Celui-ci a appris la nouvelle mardi, à l’heure du souper. «Ça faisait une semaine qu’on n’avait pas eu de nouvelle. Il y avait des rumeurs dans l’après-midi qu’on mettait ça sous la Loi de la protection de la faillite. On avait eu vent aussi que Victo s’en allait vers ça», raconte le père de famille.

D’ailleurs, le député de Nicolet-Bécancour, Donald Martel, disait avoir «une grande pensée pour les employés». «Je trouve ça très malheureux pour eux. C’était des bons emplois. À partir d’aujourd’hui, ils sont vraiment dans l’incertitude. C’est ma plus grande préoccupation», a-t-il indiqué.
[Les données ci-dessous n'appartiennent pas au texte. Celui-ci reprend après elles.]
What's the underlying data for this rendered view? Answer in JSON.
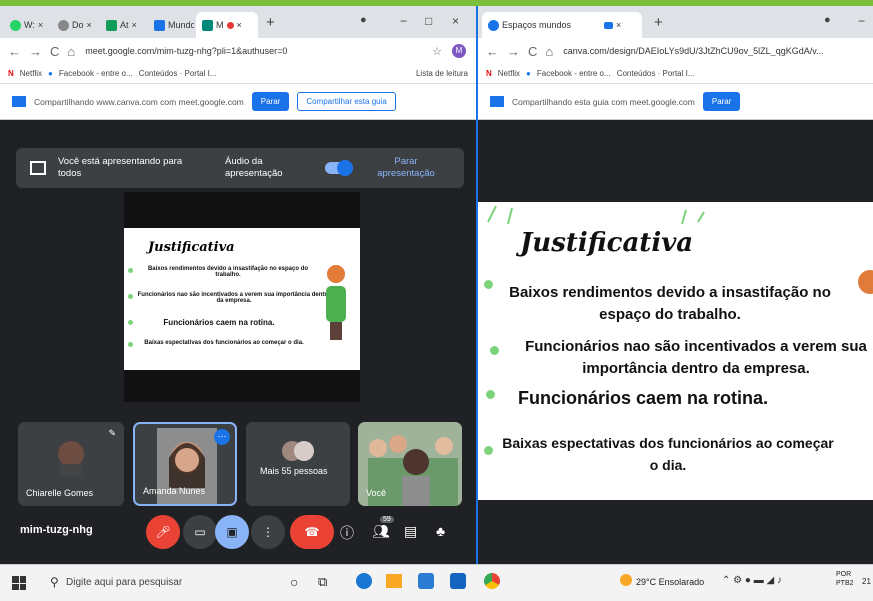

Selon lui, les difficultés financières de l’entreprise étaient connues «depuis assez longtemps». «On se retrouve un peu devant un fait accompli. La compagnie n’est jamais venue nous rencontrer. C’est sûr que les entreprises qui sont là, on va tout faire pour maintenir leurs activités en opération. Mais si elles ne viennent pas nous voir, on ne peut pas faire des miracles», soutient le représentant caquiste.

Car, dit-il, «c’est sûr qu’on va être un gouvernement qui va être extrêmement agressif avec les entreprises qui veulent investir», faisant allusion à une aide financière possible envers ABI. «C’est un dossier que je vais regarder très attentivement parce que c’est encore une bonne usine, mais elle a besoin de modernisation. C’est évident que je vais tout faire pour que cette modernisation se fasse et que l’État soit le plus facilitant là-dedans», a-t-il promis.  

Par rapport à l’usine Sural, le président-directeur général de la Société du parc industriel et portuaire de Bécancour, Maurice Richard, croit que «ce qu’il faut regarder le plus près possible, ce sont de possibles futurs propriétaires».

«C’est une usine qui est à jour au niveau des équipements, avec toute une équipe de travailleurs bien rodés qui sont prêts à continuer à produire de l’aluminium. Ils ont l’avantage principal de recevoir de l’aluminium liquide du voisin, une étape majeure qu’ils  n’ont pas besoin de faire. Au niveau prix, c’est un avantage énorme, ils n’ont pas à fondre l’aluminium, elle arrive déjà en liquide. Ça devient une recherche de clients potentiels pour l’achat. C’est notre démarche actuellement. Est-ce qu’on peut trouver quelqu’un intéressé?», conclut-il.